Most surprising perhaps is Asma’s perspective:
“I didn’t even realise that I could use tampons if I was a virgin. Since I didn’t talk about period products with my friends or family, when my mum told me to wait after marriage, I just thought I couldn’t.”
“I started my period later than most girls and was always quite shy about things like that. Until I lived in a house of girls at university, I didn’t know much. They were so shocked until one of the other Asian girls piped up in my defence.”
“She said that her mum was really good about talking to her about things like that, but another Asian friend didn’t. Instead, it was up to her to help her friend.”
On a good note, Asma mentions that:
“I’ve ended up teaching my mum a lot of things. How was she meant to know if her mum never spoke to her about periods?”
“I think it’s up to the younger generation of British Asians to normalise these topics.”
This is a hopeful outlook for reducing the stigma around menstruation for British Asians. But with new period products becoming available, how much are South Asian women adopting them?
Moving to Menstrual Cups
Menstrual cups can seem like a trendy option in some circles due to their environmentally-friendly status.
They offer benefits like saving money in the long term, as they are reusable, and the aforementioned practical benefits.
Although even if British women use them, what do British Asian women think?
23-year-old, Zara is immediately enthusiastic:
“I love, love, love my Mooncup! Honestly, it’s changed my life. I find it so much more comfortable and I hated always having to remember to buy tampons or sanitary towels.”
As a more recent adoptee, Nisha has been experimenting using one and provides her current review:
“I’m still getting used to mine but I’m quite environmentally-conscious so I’m giving it a go.”
“I used to wear tampons during the day and pads at night so it felt quite wasteful. Whereas I’m happy with the money I’m saving and that I don’t have to think about it.”
30-year-old creative, Anjali, adds laughingly:
“I have a menstrual cup, which I like, but I can be bad at using it. I’m always running late in the mornings but they’re hard to insert properly when you’re rushing to beat the traffic. I don’t have time to fiddle around with them.”
“Though even if you’re like me, they’re worth their money as they’re reusable. They’re a great option for when you’re at home all day.”

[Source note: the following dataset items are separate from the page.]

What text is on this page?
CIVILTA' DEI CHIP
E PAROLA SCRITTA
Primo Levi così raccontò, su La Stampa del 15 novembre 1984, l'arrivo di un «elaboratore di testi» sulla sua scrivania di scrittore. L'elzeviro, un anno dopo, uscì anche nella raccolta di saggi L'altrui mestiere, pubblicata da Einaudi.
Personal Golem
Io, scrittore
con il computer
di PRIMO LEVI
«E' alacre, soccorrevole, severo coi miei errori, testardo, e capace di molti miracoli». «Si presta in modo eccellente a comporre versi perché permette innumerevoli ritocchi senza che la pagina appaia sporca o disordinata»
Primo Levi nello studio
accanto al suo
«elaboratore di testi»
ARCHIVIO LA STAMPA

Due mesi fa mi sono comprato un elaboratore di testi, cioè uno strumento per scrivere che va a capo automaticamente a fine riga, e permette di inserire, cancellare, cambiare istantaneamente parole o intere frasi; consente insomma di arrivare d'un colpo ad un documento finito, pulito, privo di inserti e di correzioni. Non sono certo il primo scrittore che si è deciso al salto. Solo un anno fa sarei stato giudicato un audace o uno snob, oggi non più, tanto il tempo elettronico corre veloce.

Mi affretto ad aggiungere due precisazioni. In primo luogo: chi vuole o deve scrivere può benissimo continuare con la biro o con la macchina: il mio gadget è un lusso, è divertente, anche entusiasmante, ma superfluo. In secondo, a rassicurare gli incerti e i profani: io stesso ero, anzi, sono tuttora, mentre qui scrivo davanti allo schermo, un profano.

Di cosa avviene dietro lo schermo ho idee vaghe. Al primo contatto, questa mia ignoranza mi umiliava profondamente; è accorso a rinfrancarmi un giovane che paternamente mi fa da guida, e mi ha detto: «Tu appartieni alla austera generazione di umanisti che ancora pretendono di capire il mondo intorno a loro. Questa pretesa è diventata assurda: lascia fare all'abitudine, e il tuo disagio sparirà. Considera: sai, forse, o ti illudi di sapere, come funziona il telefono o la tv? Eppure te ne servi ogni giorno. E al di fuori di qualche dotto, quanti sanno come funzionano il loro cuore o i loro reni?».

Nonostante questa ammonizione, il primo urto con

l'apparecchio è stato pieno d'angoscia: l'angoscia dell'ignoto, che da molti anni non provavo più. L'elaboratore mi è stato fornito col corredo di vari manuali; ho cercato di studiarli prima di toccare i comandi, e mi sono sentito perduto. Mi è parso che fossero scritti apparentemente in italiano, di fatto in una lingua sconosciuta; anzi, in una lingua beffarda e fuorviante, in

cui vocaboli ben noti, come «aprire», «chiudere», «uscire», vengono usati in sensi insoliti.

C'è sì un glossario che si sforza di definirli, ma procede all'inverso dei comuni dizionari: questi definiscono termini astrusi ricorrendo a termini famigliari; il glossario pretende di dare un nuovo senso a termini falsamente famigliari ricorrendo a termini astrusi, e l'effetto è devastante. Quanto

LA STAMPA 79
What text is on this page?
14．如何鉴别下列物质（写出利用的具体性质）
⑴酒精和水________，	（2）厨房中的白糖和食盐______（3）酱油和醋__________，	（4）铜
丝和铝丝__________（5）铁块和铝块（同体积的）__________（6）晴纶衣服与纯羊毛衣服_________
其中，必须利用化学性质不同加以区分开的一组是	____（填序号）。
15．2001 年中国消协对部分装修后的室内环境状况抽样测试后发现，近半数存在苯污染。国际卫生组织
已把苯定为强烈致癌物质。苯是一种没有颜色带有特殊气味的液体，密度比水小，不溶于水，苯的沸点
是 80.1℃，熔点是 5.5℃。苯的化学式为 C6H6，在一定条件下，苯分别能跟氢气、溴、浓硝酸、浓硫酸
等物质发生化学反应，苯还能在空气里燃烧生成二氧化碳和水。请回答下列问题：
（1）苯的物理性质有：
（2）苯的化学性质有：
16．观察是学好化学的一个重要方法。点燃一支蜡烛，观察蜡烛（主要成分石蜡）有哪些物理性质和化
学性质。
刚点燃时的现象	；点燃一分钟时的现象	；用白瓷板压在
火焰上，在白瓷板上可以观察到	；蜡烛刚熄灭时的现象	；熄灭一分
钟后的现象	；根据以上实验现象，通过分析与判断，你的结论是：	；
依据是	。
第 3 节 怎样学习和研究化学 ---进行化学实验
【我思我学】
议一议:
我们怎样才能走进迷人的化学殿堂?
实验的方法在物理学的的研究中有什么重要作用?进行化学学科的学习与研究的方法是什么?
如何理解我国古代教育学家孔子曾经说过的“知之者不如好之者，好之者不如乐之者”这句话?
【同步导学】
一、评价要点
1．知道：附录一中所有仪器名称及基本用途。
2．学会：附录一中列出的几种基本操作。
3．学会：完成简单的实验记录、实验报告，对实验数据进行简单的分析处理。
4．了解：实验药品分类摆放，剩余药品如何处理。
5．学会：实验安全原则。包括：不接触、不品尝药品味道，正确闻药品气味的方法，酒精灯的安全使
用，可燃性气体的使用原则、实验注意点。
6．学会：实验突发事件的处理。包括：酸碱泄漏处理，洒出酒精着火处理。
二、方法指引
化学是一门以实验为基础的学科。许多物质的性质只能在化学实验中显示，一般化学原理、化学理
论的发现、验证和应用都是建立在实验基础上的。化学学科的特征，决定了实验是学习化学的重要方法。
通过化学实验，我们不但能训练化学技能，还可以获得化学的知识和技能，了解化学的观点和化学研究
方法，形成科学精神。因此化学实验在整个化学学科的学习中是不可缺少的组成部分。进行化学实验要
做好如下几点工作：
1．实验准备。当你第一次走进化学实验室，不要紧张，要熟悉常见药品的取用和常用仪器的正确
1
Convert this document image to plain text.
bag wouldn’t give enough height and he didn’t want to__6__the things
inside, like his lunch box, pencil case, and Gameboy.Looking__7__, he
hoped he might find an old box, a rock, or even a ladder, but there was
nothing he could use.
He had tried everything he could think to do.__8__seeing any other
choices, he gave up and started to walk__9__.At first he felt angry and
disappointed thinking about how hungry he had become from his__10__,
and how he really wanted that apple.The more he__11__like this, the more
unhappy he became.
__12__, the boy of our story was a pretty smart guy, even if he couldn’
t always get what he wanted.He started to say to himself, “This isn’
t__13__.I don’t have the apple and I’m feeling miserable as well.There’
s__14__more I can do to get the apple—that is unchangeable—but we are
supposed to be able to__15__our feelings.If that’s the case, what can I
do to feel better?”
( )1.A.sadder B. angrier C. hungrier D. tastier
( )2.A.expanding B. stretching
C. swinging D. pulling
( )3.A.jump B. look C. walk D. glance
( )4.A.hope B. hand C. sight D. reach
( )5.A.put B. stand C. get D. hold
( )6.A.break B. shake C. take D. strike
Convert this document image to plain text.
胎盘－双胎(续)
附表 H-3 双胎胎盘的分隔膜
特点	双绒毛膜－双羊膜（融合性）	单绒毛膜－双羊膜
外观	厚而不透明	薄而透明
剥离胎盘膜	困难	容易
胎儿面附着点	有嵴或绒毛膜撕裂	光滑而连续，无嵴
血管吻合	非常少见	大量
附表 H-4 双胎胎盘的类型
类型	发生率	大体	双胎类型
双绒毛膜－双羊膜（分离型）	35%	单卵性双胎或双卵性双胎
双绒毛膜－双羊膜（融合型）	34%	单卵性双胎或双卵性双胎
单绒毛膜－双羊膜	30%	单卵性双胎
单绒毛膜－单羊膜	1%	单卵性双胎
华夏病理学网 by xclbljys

In fact, they do seem to be a great option for long-term use in somewhere you feel comfortable as Kavita comments:
“Honestly mine is so perfect when I’m at home or can plan my day around when I’ll be home from work.”
“The only problem is when travelling as I haven’t dared to try to use mine over a long-term trip. I wouldn’t be confident in finding somewhere to keep it clean and storing it.”
A Final Say
The opinions of real British Asian women demonstrate that when choosing period products, there isn’t a ‘one size fits all’ choice.
Instead, the women highlight how important it is to adapt your use of period products to your life.
Rather than accept the first option due to cultural pressures or lack of knowledge, make an informed decision.
From considering the environment you’re living or working into factors like how much you’ll be moving, the suitability of a period product changes depending on your situation.
Finally, as innovations hopefully continue for the range of period products available for women, don’t be afraid to give something new a go and have conversations about your options.
After all, when menstruation is a monthly part of life, it shouldn’t be a taboo to talk about the topic. Like these women, an open and honest dialogue could help someone else.